At the dawn of the Information Age, a professor of mine in graduate school remarked how information, unlike the stuff of the existing industrial economy, could expand almost infinitely with no adverse effects on the environment. If you write a well-researched and objective description of something, no matter how obscure, there is no technical reason why it cannot, or should not, be posted to Wikipiedia. The editor of an encyclopedia that is printed on paper and bound into volumes does not have that option. So is this what we are witnessing? An almost-infinite storage medium, with random access? It is worth noting that this professor had been involved in a project called the Bicentennial Electronic Encyclopedia (BEE), which he hoped would be available in the bicentennial year of 1976. It would have been produced with punched cards.
But there’s too much music. Popular music is over-produced, over-packaged, and over-marketed.
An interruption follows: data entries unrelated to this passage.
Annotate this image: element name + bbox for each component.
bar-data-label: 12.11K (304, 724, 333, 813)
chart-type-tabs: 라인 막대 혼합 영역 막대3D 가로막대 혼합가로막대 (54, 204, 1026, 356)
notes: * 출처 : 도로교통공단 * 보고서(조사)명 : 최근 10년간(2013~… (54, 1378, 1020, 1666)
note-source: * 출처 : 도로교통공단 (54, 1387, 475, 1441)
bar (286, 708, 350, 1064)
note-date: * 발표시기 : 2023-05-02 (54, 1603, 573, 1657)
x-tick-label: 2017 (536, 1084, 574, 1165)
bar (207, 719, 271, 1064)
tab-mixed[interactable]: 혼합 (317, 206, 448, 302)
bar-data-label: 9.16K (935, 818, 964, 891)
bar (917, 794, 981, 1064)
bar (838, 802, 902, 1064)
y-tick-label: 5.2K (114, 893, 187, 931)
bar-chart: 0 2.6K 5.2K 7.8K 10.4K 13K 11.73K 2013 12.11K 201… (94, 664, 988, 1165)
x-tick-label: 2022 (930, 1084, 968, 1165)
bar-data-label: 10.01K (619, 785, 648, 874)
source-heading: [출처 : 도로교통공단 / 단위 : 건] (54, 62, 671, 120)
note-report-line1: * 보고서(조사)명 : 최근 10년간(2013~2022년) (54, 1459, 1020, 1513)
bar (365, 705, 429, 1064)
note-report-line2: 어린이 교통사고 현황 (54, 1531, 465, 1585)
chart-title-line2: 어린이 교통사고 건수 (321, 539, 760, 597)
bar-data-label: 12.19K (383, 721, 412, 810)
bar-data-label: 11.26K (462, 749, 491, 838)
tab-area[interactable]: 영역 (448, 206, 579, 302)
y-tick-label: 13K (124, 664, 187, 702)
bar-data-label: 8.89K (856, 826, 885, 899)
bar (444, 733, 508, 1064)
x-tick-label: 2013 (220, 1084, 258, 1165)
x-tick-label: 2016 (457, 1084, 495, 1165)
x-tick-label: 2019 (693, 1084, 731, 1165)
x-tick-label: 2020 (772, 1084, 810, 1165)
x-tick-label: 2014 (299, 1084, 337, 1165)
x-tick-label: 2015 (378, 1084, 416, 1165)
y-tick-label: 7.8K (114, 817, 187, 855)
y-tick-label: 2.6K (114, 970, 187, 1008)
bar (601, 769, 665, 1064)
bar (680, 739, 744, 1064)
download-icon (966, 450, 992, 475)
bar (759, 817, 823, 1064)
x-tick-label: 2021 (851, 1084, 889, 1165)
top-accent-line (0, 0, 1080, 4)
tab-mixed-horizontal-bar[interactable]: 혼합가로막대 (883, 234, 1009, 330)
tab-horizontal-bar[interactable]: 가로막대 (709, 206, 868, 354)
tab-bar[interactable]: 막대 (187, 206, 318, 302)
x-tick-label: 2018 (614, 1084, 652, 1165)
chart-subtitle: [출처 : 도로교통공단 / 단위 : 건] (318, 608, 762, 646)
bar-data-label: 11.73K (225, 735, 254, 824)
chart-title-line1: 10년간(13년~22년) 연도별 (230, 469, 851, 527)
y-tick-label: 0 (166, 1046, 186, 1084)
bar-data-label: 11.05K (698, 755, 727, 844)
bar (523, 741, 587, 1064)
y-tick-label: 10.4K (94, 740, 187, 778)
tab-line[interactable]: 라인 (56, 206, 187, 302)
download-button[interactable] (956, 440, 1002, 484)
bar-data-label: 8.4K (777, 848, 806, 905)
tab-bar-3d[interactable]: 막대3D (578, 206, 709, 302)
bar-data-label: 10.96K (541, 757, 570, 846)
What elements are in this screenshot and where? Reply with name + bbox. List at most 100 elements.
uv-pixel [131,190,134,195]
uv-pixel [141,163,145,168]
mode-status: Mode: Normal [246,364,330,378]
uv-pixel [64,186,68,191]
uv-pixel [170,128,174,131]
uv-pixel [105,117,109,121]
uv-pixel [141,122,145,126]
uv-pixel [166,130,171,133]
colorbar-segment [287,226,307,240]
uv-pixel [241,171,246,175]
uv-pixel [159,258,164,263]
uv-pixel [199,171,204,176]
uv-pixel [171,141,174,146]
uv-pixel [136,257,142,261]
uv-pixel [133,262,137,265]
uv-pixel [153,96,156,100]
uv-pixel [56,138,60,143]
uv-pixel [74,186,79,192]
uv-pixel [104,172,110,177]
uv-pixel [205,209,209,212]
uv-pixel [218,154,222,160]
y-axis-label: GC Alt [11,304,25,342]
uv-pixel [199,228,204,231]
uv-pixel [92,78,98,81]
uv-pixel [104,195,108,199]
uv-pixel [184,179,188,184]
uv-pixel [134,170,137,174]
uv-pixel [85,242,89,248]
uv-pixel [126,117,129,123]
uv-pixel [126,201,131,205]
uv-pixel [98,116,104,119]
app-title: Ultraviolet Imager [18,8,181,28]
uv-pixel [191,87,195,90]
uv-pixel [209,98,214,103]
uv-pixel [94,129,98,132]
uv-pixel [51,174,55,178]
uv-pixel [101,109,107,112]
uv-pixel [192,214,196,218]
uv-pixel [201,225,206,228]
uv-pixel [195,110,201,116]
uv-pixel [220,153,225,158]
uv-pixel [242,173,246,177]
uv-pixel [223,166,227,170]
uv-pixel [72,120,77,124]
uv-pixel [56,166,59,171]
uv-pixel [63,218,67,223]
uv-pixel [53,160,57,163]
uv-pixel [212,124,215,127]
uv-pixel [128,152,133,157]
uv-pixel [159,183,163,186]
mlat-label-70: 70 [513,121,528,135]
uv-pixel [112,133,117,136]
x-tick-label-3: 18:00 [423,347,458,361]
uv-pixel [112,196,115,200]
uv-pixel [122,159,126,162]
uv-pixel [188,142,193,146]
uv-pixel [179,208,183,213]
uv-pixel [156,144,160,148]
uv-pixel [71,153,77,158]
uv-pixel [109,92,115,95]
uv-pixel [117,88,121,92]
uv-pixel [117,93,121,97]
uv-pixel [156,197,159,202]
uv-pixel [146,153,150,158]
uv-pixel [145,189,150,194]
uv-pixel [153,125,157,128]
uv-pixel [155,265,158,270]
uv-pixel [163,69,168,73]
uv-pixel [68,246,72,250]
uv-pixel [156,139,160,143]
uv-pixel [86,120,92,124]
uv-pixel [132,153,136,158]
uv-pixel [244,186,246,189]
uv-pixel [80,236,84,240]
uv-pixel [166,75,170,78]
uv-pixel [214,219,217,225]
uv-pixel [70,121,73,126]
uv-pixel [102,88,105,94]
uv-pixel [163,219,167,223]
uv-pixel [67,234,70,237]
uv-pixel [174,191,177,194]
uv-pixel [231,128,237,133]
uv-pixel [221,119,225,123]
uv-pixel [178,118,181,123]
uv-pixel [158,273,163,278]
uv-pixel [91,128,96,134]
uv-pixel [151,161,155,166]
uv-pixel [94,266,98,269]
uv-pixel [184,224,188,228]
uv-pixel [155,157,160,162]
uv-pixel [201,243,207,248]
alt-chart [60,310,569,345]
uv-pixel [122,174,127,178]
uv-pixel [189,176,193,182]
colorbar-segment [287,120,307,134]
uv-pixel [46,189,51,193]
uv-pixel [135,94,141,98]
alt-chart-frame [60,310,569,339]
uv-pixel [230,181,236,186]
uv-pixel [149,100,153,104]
It serves as wallpaper for a post-industrial age, instead of the expression of a fundamental human instinct and desire. People (not just kids) go through their daily business with an iPod attached to their ears, playing a “sound track of my life.” The finest music I heard recently was a mockingbird outside my office window in downtown Washington, imitating the sound of a car alarm. That bird had it nailed! A neighbor of mine, Joe Bussard, is famous for having an amazing collection of obscure 78 rpm records. He once told an interviewer that no music recorded on more modern media is worth listening to. The interviewer thought that was ridiculous, and didn’t believe him. But Bussard has a point: what did it feel like to be the first person in the world to hear, for the first time, a voice or song that was not live? Joe Corn wrote about how the rapture people felt when they first saw a person in the sky flying in an airplane: they fainted and swooned at the sight.
I know this sounds like a broken record (no pun intended), but once again we see Moore’s Law at work. Steve Jobs, you’ve been a hero of mine, but please, can we have some silence?